Question

Chocolate bars produced by a certain machine are labeled 8.0 ounces. The distribution of the actual weights of these chocolate bars is claimed to be Normal with a mean of 8.1 ounces and a standard deviation of 0.1 ounces. A quality control manager initially plans to take a simple random sample of size n from the production line. If he were to double his sample size (to 2n), by what factor would the standard deviation of the sampling distribution of change?

Answer 1

Answer:

The standard deviation of the sampling distribution would change by a factor of $\frac{1}{\sqrt{2}}$

Step-by-step explanation:

We use the central limit theorem to solve this question.

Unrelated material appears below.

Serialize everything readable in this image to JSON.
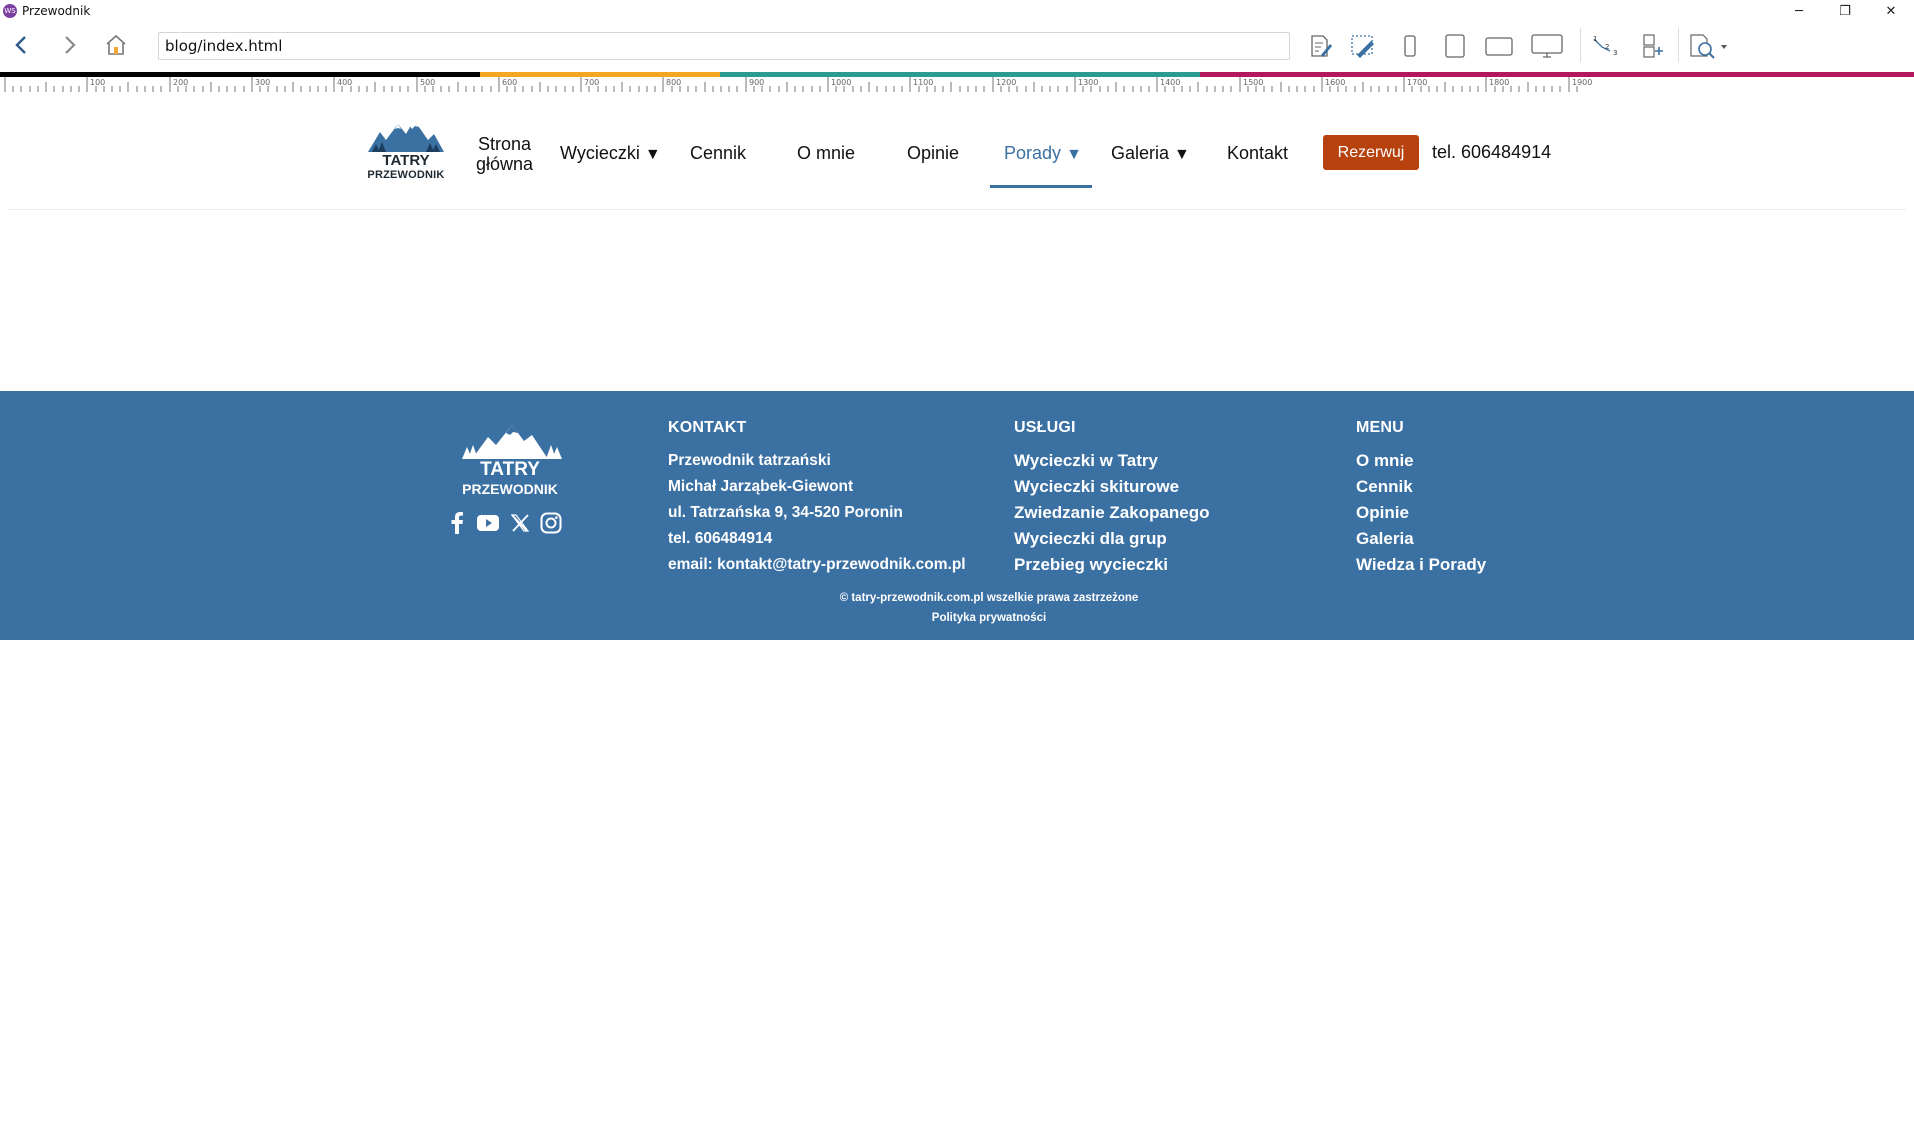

The Central Limit Theorem estabilishes that, for a random variable X, with mean $\mu$ and standard deviation $\sigma$, a large sample size can be approximated to a normal distribution with mean $\mu$ and standard deviation $s = \frac{\sigma}{\sqrt{n}}$

In this problem, we have that:

The standard deviation of the population is $\sigma = 0.1$

Sample size n

$s_{n} = \frac{0.1}{\sqrt{n}}$

Sample size 2n

$s_{2n} = \frac{0.1}{\sqrt{2n}}$

What factor would the standard deviation of the sampling distribution of change?

$F = \frac{s_{2n}}{s_{n}} = \frac{\frac{0.1}{\sqrt{2n}}}{\frac{0.1}{\sqrt{n}}} = \frac{\sqrt{n}}{\sqrt{2n}} = \frac{1}{\sqrt{2}}$

So the standard deviation of the sampling distribution would change by a factor of $\frac{1}{\sqrt{2}}$